L’inconvénient pour une ville où l’histoire n’a retenu qu’un
personnage célèbre, c’est que la mémoire collective occulte les autres. Ainsi à
Dunkerque, le souvenir de Jean Bart, tout exceptionnel que soit le corsaire
anobli par Louis XIV, fait tomber dans l’oubli des cohortes de corsaires et de
marins, qui pourtant n’avaient pas démérité. Finalement, qui connait vraiment Vanstabel qui trône sur
la façade de l’Hôtel de ville de Dunkerque ? Bien peu savent que cent ans
après Jean Bart, il sauva lui aussi la France de la famine.
Né en 1744 à Dunkerque, Pierre-Jean Vanstabel s’engage jeune
chez les corsaires de sa ville natale puis passe vite sur les bâtiments de
commerce. On le remarque assez vite pour lui confier le commandement d’un navire
à seulement 25 ans. Le voila employé par la Compagnie des Indes. En 1778, l’actualité
lui faire prendre un autre cap, la France a besoin d’officiers de marine car
elle participe à la Guerre d’Indépendance américaine, moyen détourné mais
efficace de combattre la perfide Albion. On lui confie successivement trois
corsaires dunkerquois : la Dunkerquoise, le Rohan-Soubise puis le Robecq.
Sur le Rohan-Soubise, sa bravoure ne connait pas de limite. Attaquant le navire
corsaire anglais Amiral Rodney, il reçoit deux balles dans la gorge. Pendant le
combat, il se fait soigner et remonte immédiatement sur le pont pour donner ses
ordres !
Ses actions le font remarquer de Louis XVI qui lui envoie une épée
d’honneur accompagnée du brevet de Lieutenant de frégate auxiliaire. Très rapidement,
il devient un spécialiste des convois maritimes.
En 1790, il accède au grade d’Enseigne de Vaisseau. Durant les
premiers mois de la guerre contre l’Angleterre, il s’empare de 17 navires
ennemis qui, pourtant, faisaient partie d’un convoi malgré tout sous bonne et
forte escorte.
La Révolution n’est pas une période propice pour la noblesse.
Nombre de nobles prennent le chemin de l’exil et parmi eux, un nombre
considérable d’officiers de marine. La France a un besoin vital de commandants
expérimentés. Promu d’office Capitaine de Vaisseau en 1792, il reçoit le commandement
du Tigre, vaisseau de 74 canons. L’année est catastrophique, désespérée même.

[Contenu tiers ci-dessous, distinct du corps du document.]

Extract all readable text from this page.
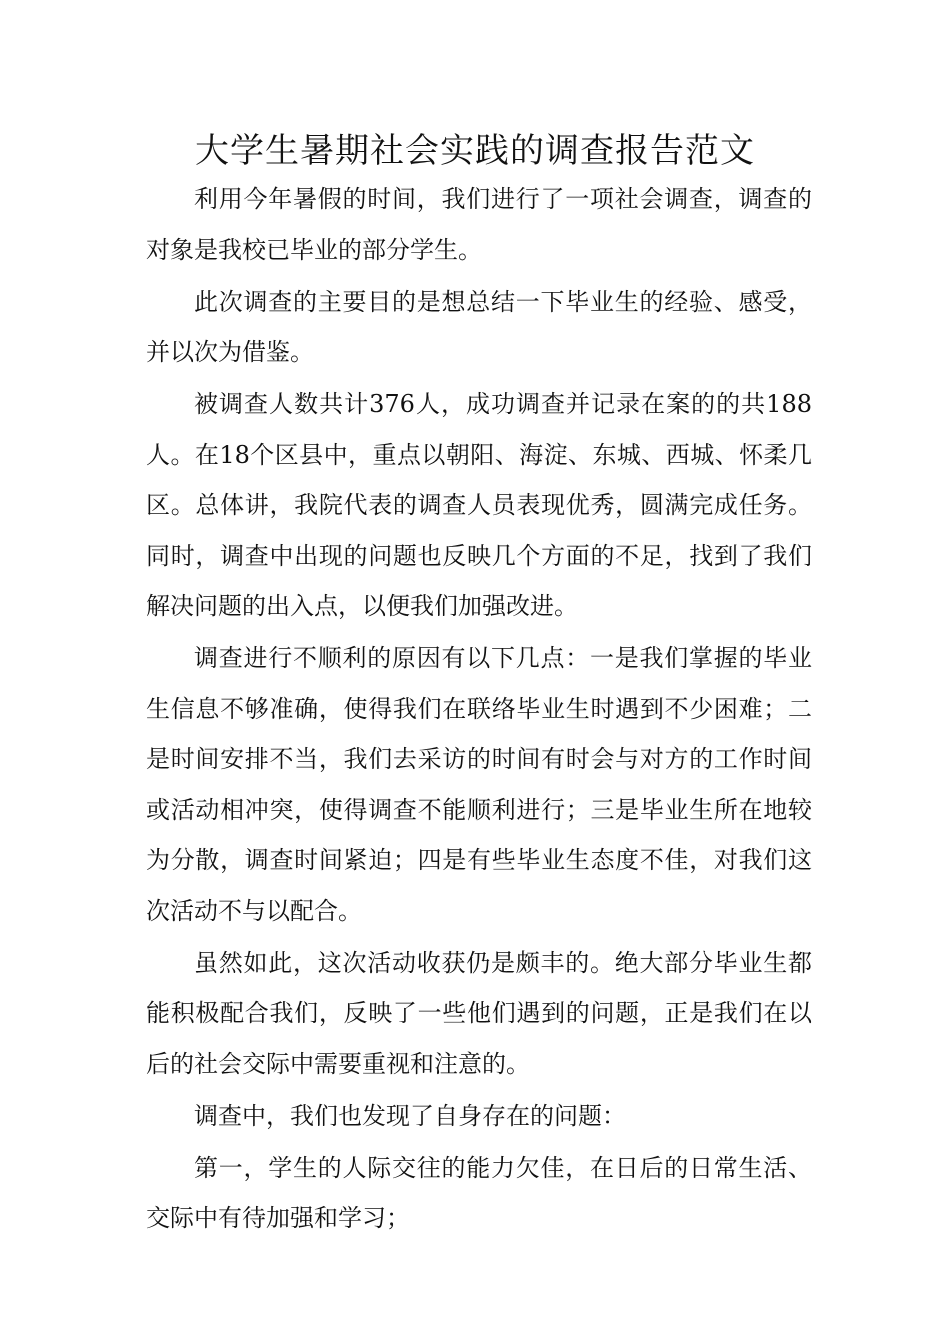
大学生暑期社会实践的调查报告范文

利用今年暑假的时间，我们进行了一项社会调查，调查的对象是我校已毕业的部分学生。

此次调查的主要目的是想总结一下毕业生的经验、感受，并以次为借鉴。

被调查人数共计376人，成功调查并记录在案的的共188人。在18个区县中，重点以朝阳、海淀、东城、西城、怀柔几区。总体讲，我院代表的调查人员表现优秀，圆满完成任务。同时，调查中出现的问题也反映几个方面的不足，找到了我们解决问题的出入点，以便我们加强改进。

调查进行不顺利的原因有以下几点：一是我们掌握的毕业生信息不够准确，使得我们在联络毕业生时遇到不少困难；二是时间安排不当，我们去采访的时间有时会与对方的工作时间或活动相冲突，使得调查不能顺利进行；三是毕业生所在地较为分散，调查时间紧迫；四是有些毕业生态度不佳，对我们这次活动不与以配合。

虽然如此，这次活动收获仍是颇丰的。绝大部分毕业生都能积极配合我们，反映了一些他们遇到的问题，正是我们在以后的社会交际中需要重视和注意的。

调查中，我们也发现了自身存在的问题：

第一，学生的人际交往的能力欠佳，在日后的日常生活、交际中有待加强和学习；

La France est attaquée de toutes parts, le pays connait une crise économique
profonde, la population a faim. La famine menace, l’Europe entière est coalisée
contre la France et il faut se résoudre à acheter du blé aux jeunes Etats-Unis.
.
Vanstabel se voit confier une division forte de six vaisseaux de ligne, trois
frégates et trois corvettes. La mission est à la fois simple et compliquée. Il
lui faut escorter un convoi de 127 navires de Brest à Chesapeake et revenir en
évitant les escadres anglaises. Seulement, à son arrivée en Virginie, rien n’est
prêt. Pis encore, il lui faut négocier sa cargaison : 67.000 barils de
farine, 376 de riz, 11.241 de café, 1.139 balles de coton mais aussi de l’indigo
que l’Inde anglaise ne fournit plus, du bois, des peaux, des cuirs, de l’ivoire,
de la morue, du soufre, etc… Un véritable inventaire à la Prévert…
Les cales
pleines, le convoi se met en branle le 10 avril, les Anglais envoient à sa
rencontre l’essentiel de leur flotte de la Manche, sous les ordres de l’amiral
Howe. Les Français dépêchent à leur tour le contre-amiral Nielly et une petite
escadre pour rejoindre Vanstabel alors que l’amiral Villaret de Joyeuse se
porte à la rencontre des Anglais. Villaret et Howe s’affrontent le 13 prairial
An II (1er juin 1794). Cette bataille que les Anglais nomment le « Glorious
First of June » coute à la France six vaisseaux coulés et un pris. Le prix
est certes exorbitant mais aucun Anglais n’est parvenu à croiser la route de
Vanstabel qui entre en rade de Brest le 13 juin. Il n’a pour sa part perdu qu’un
seul navire et son convoi de 127 bateaux est complet. Mieux encore, en route,
il encore fait des prises.
Avec Villaret de Joyeuse, il participe encore à la croisière
d’hiver de décembre 1794 et janvier 1795. En 1795, il escorte un convoi à Ostende.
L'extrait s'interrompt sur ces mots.